Disons-le d’office, c’est avec un peu de réserve et d’appréhension que nous avons regardé le premier épisode d’Happy!, sachant que les teasers nous avaient semblés pas forcément convaincants. Rendre cohérent un univers noir avec un ami imaginaire réalisé à coup de 3-D, c’est un exercice casse-gueule. Et puis les premières images nous semblaient très colorées par rapport au parti pris du dessinateur Darick Robertson dans les pages d’origine. A la base, Happy, on l’envisagerait plutôt comme une sorte de Sin City (entendons-nous bien, le film de 2005, le meilleur des deux) où quelqu’un à mi-chemin entre Marv et Hartigan tente de sauver une petite fille… alors qu’un truc pas très clair se joue (peut-être) dans sa tête. Du coup, même si Christopher Meloni est connu pour avoir incarné sur le petit et le grand écran quelques personnages de polar, on pouvait se demander s’il serait à l’aise dans la peau de Nick Sax, un personnage peut-être un peu plus carré dans le comic-book et bien entendu en proie à des visions (réelles ou imaginaires, c’est la question ma bonne dame). Mais dès les premières minutes ces réserves s’estompent, avec une tonalité finalement bien « Sincityesque ». Entre les voix forcées, bourrues, le côté « hardboiled » et d’entêtants flocons de neige, on s’y croirait. Il suffirait de virer la couleur de son téléviseur pour l’avoir cette ambiance attendue. Au lieu de noir et blanc ou d’une palette sombre, la direction artistique a choisi un registre plus coloré, certes, mais pour mieux montrer combien les choses y sont sales, patinées. D’abord le sang gicle, c’est certain… par bouteilles entières. Mais c’est jusqu’à la simple vitre qui est maculée, tapissée d’empreintes de doigts, de matière grasse.

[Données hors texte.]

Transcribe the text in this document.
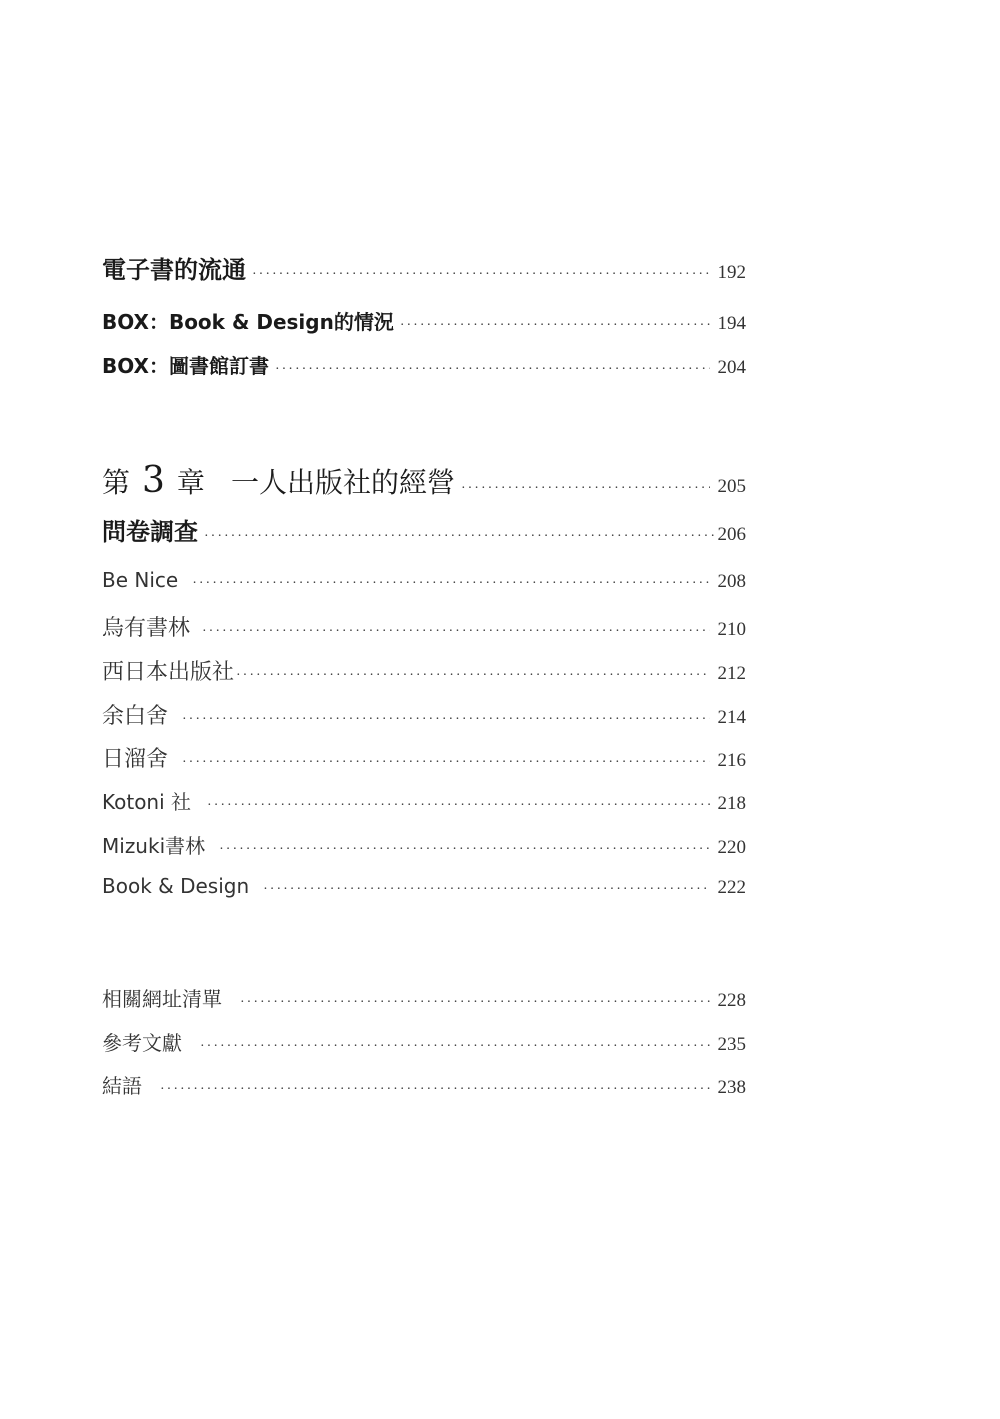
電子書的流通 ·····	192
BOX：Book & Design的情況 ·····	194
BOX：圖書館訂書 ·····	204
第 3 章 一人出版社的經營 ·····	205
問卷調查 ·····	206
Be Nice ·····	208
烏有書林 ·····	210
西日本出版社 ·····	212
余白舍 ·····	214
日溜舍 ·····	216
Kotoni 社 ·····	218
Mizuki書林 ·····	220
Book & Design ·····	222
相關網址清單 ·····	228
參考文獻 ·····	235
結語 ·····	238
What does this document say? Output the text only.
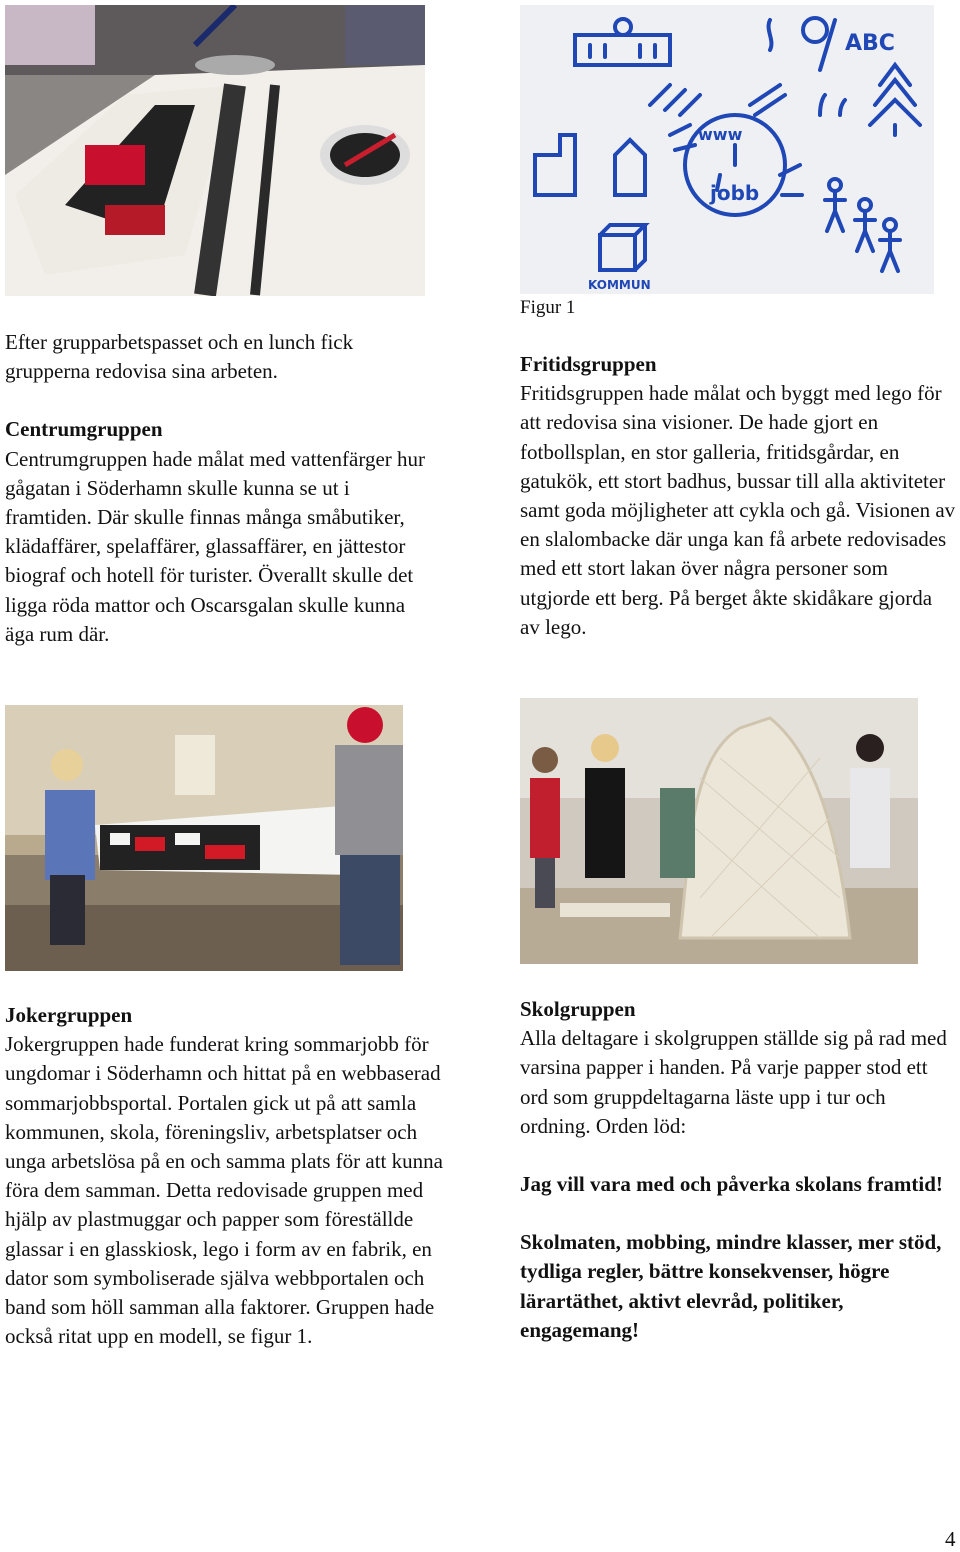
ABC
www
jobb
KOMMUN
Figur 1

Efter grupparbetspasset och en lunch fick grupperna redovisa sina arbeten.

Centrumgruppen

Centrumgruppen hade målat med vattenfärger hur gågatan i Söderhamn skulle kunna se ut i framtiden. Där skulle finnas många småbutiker, klädaffärer, spelaffärer, glassaffärer, en jättestor biograf och hotell för turister. Överallt skulle det ligga röda mattor och Oscarsgalan skulle kunna äga rum där.

Fritidsgruppen

Fritidsgruppen hade målat och byggt med lego för att redovisa sina visioner. De hade gjort en fotbollsplan, en stor galleria, fritidsgårdar, en gatukök, ett stort badhus, bussar till alla aktiviteter samt goda möjligheter att cykla och gå. Visionen av en slalombacke där unga kan få arbete redovisades med ett stort lakan över några personer som utgjorde ett berg. På berget åkte skidåkare gjorda av lego.

Jokergruppen

Jokergruppen hade funderat kring sommarjobb för ungdomar i Söderhamn och hittat på en webbaserad sommarjobbsportal. Portalen gick ut på att samla kommunen, skola, föreningsliv, arbetsplatser och unga arbetslösa på en och samma plats för att kunna föra dem samman. Detta redovisade gruppen med hjälp av plastmuggar och papper som föreställde glassar i en glasskiosk, lego i form av en fabrik, en dator som symboliserade själva webbportalen och band som höll samman alla faktorer. Gruppen hade också ritat upp en modell, se figur 1.

Skolgruppen

Alla deltagare i skolgruppen ställde sig på rad med varsina papper i handen. På varje papper stod ett ord som gruppdeltagarna läste upp i tur och ordning. Orden löd:

Jag vill vara med och påverka skolans framtid!

Skolmaten, mobbing, mindre klasser, mer stöd, tydliga regler, bättre konsekvenser, högre lärartäthet, aktivt elevråd, politiker, engagemang!

4
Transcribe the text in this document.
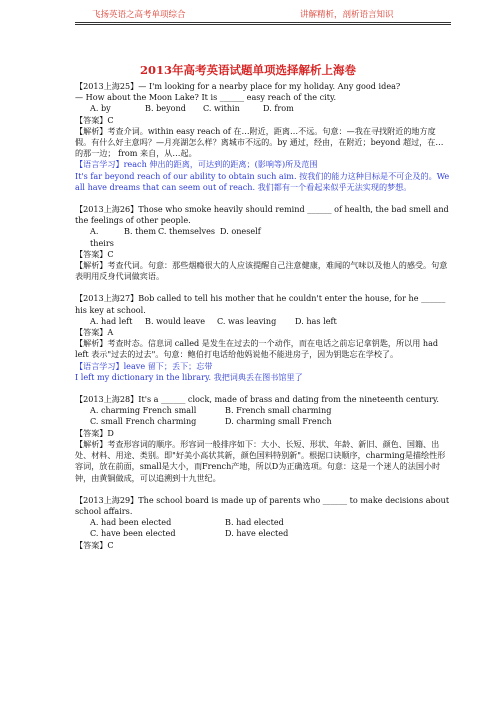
飞扬英语之高考单项综合	讲解精析，剖析语言知识
2013年高考英语试题单项选择解析上海卷

【2013上海25】— I'm looking for a nearby place for my holiday. Any good idea?

— How about the Moon Lake? It is ______ easy reach of the city.

A. by	B. beyond	C. within	D. from

【答案】C

【解析】考查介词。within easy reach of 在…附近，距离…不远。句意：—我在寻找附近的地方度假。有什么好主意吗？—月亮湖怎么样？离城市不远的。by 通过，经由，在附近；beyond 超过，在…的那一边； from 来自，从…起。

【语言学习】reach 伸出的距离，可达到的距离；(影响等)所及范围

It's far beyond reach of our ability to obtain such aim. 按我们的能力这种目标是不可企及的。We all have dreams that can seem out of reach. 我们都有一个看起来似乎无法实现的梦想。

【2013上海26】Those who smoke heavily should remind ______ of health, the bad smell and the feelings of other people.

A. theirs
B. them C. themselves D. oneself

【答案】C

【解析】考查代词。句意：那些烟瘾很大的人应该提醒自己注意健康，难闻的气味以及他人的感受。句意表明用反身代词做宾语。

【2013上海27】Bob called to tell his mother that he couldn't enter the house, for he ______ his key at school.

A. had left	B. would leave	C. was leaving	D. has left

【答案】A

【解析】考查时态。信息词 called 是发生在过去的一个动作，而在电话之前忘记拿钥匙，所以用 had left 表示"过去的过去"。句意：鲍伯打电话给他妈说他不能进房子，因为钥匙忘在学校了。

【语言学习】leave 留下；丢下；忘带

I left my dictionary in the library. 我把词典丢在图书馆里了

【2013上海28】It's a ______ clock, made of brass and dating from the nineteenth century.

A. charming French small	B. French small charming
C. small French charming	D. charming small French

【答案】D

【解析】考查形容词的顺序。形容词一般排序如下：大小、长短、形状、年龄、新旧、颜色、国籍、出处、材料、用途、类别。即"好美小高状其新，颜色国料特别新"。根据口诀顺序，charming是描绘性形容词，放在前面，small是大小，而French产地，所以D为正确选项。句意：这是一个迷人的法国小时钟，由黄铜做成，可以追溯到十九世纪。

【2013上海29】The school board is made up of parents who ______ to make decisions about school affairs.

A. had been elected	B. had elected
C. have been elected	D. have elected

【答案】C
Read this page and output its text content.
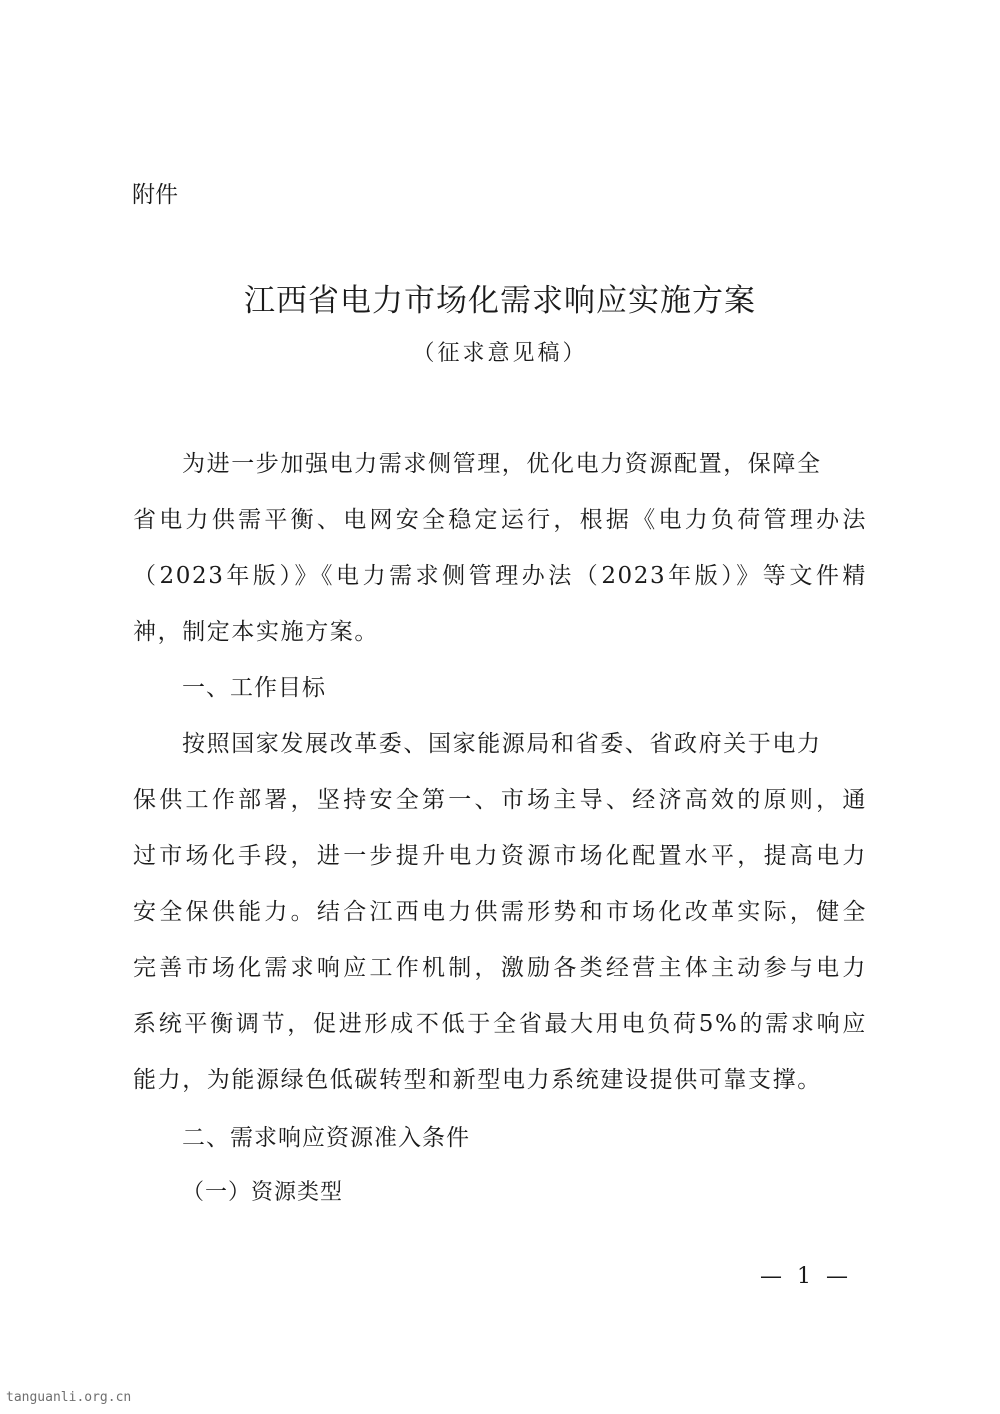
附件
江西省电力市场化需求响应实施方案
（征求意见稿）
为进一步加强电力需求侧管理，优化电力资源配置，保障全
省电力供需平衡、电网安全稳定运行，根据《电力负荷管理办法
（2023年版）》《电力需求侧管理办法（2023年版）》等文件精
神，制定本实施方案。
一、工作目标
按照国家发展改革委、国家能源局和省委、省政府关于电力
保供工作部署，坚持安全第一、市场主导、经济高效的原则，通
过市场化手段，进一步提升电力资源市场化配置水平，提高电力
安全保供能力。结合江西电力供需形势和市场化改革实际，健全
完善市场化需求响应工作机制，激励各类经营主体主动参与电力
系统平衡调节，促进形成不低于全省最大用电负荷5%的需求响应
能力，为能源绿色低碳转型和新型电力系统建设提供可靠支撑。
二、需求响应资源准入条件
（一）资源类型
— 1 —
tanguanli.org.cn
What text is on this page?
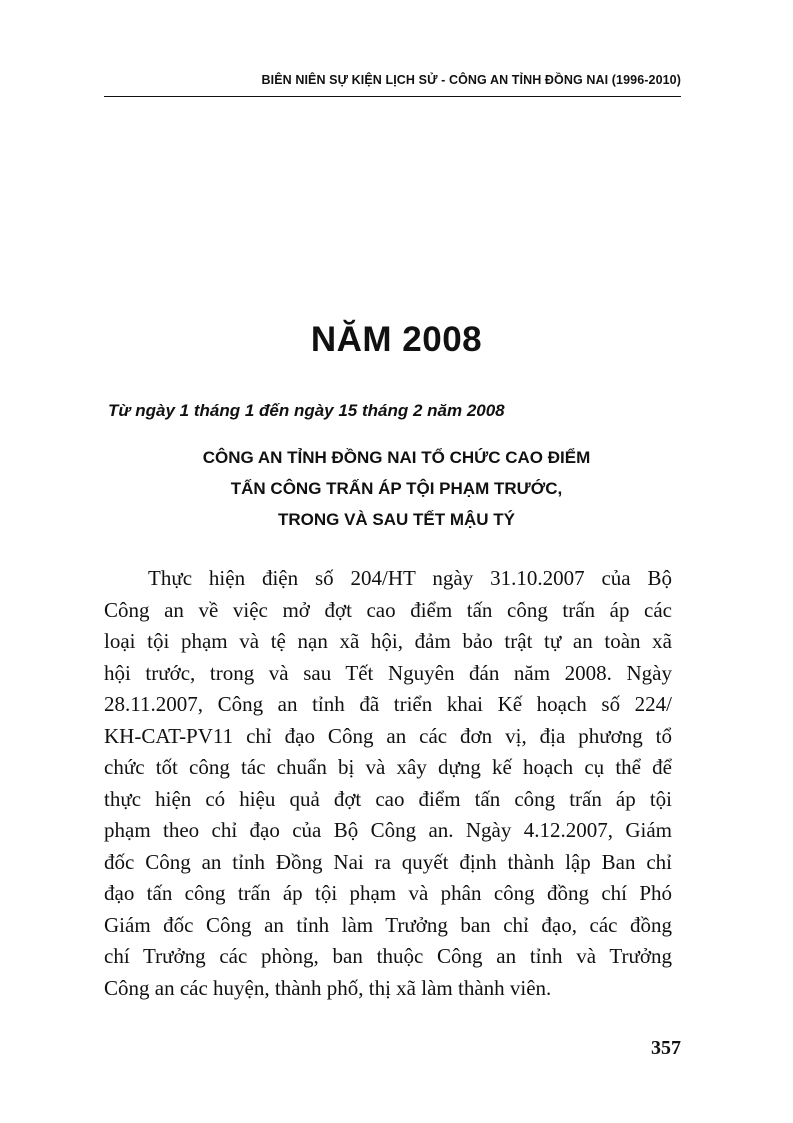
BIÊN NIÊN SỰ KIỆN LỊCH SỬ - CÔNG AN TỈNH ĐỒNG NAI (1996-2010)
NĂM 2008
Từ ngày 1 tháng 1 đến ngày 15 tháng 2 năm 2008
CÔNG AN TỈNH ĐỒNG NAI TỔ CHỨC CAO ĐIỂM
TẤN CÔNG TRẤN ÁP TỘI PHẠM TRƯỚC,
TRONG VÀ SAU TẾT MẬU TÝ
Thực hiện điện số 204/HT ngày 31.10.2007 của Bộ
Công an về việc mở đợt cao điểm tấn công trấn áp các
loại tội phạm và tệ nạn xã hội, đảm bảo trật tự an toàn xã
hội trước, trong và sau Tết Nguyên đán năm 2008. Ngày
28.11.2007, Công an tỉnh đã triển khai Kế hoạch số 224/
KH-CAT-PV11 chỉ đạo Công an các đơn vị, địa phương tổ
chức tốt công tác chuẩn bị và xây dựng kế hoạch cụ thể để
thực hiện có hiệu quả đợt cao điểm tấn công trấn áp tội
phạm theo chỉ đạo của Bộ Công an. Ngày 4.12.2007, Giám
đốc Công an tỉnh Đồng Nai ra quyết định thành lập Ban chỉ
đạo tấn công trấn áp tội phạm và phân công đồng chí Phó
Giám đốc Công an tỉnh làm Trưởng ban chỉ đạo, các đồng
chí Trưởng các phòng, ban thuộc Công an tỉnh và Trưởng
Công an các huyện, thành phố, thị xã làm thành viên.
357
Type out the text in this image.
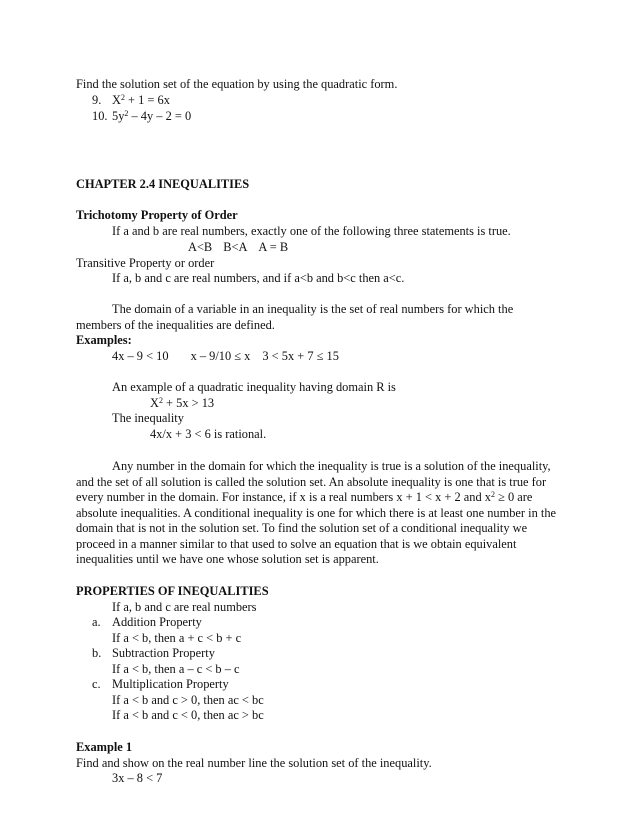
Find the solution set of the equation by using the quadratic form.
9. $X^2 + 1 = 6x$
10. $5y^2 - 4y - 2 = 0$
CHAPTER 2.4 INEQUALITIES
Trichotomy Property of Order
If a and b are real numbers, exactly one of the following three statements is true.
A<B B<A A = B
Transitive Property or order
If a, b and c are real numbers, and if a<b and b<c then a<c.
The domain of a variable in an inequality is the set of real numbers for which the
members of the inequalities are defined.
Examples:
4x – 9 < 10 x – 9/10 ≤ x 3 < 5x + 7 ≤ 15
An example of a quadratic inequality having domain R is
$X^2 + 5x > 13$
The inequality
4x/x + 3 < 6 is rational.
Any number in the domain for which the inequality is true is a solution of the inequality,
and the set of all solution is called the solution set. An absolute inequality is one that is true for
every number in the domain. For instance, if x is a real numbers x + 1 < x + 2 and $x^2 \ge 0$ are
absolute inequalities. A conditional inequality is one for which there is at least one number in the
domain that is not in the solution set. To find the solution set of a conditional inequality we
proceed in a manner similar to that used to solve an equation that is we obtain equivalent
inequalities until we have one whose solution set is apparent.
PROPERTIES OF INEQUALITIES
If a, b and c are real numbers
a. Addition Property
If a < b, then a + c < b + c
b. Subtraction Property
If a < b, then a – c < b – c
c. Multiplication Property
If a < b and c > 0, then ac < bc
If a < b and c < 0, then ac > bc
Example 1
Find and show on the real number line the solution set of the inequality.
3x – 8 < 7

S’il y a quelques libertés prises avec la linéarité de l’histoire (notamment une scène de suicide délirante dans les premiers instants ainsi qu’un accent plus présent sur ce qui arrive à la petite Hailey), histoire que le premier épisode ne soit pas qu’une mise en place, l’essentiel est là, à l’écran. C’est à dire que cela ne prétend pas être la meilleure série au monde mais qu’elle prend soin de représenter le matériel d’origine. Reste bien sûr que le concept de base du comic-book a quelque chose de clivant et que, forcément, la série télévisée n’est pas pour tout le monde. Il y a ceux qui s’y sentiront tout de suite à l’aise, en immersion totale… Et ceux qui se sentiront exclus de la blague et qui en seront quitte pour s’en tenir à un premier degré. Forcément, quand vous vous retrouvez à vous demander « Et la licorne, est-ce qu’elle joue bien au moins ? », cela laisse des gens sur le carreau. Mais, surprise, pour les fans du personnage de Morrison, Happy est bien campé, dans un bleu certes un peu moins brut que dans la BD mais qui fonctionne assez bien à l’image. La bestiole-cartoon imaginaire est animée avec tout le côté caricatural et l’exagération qui convient.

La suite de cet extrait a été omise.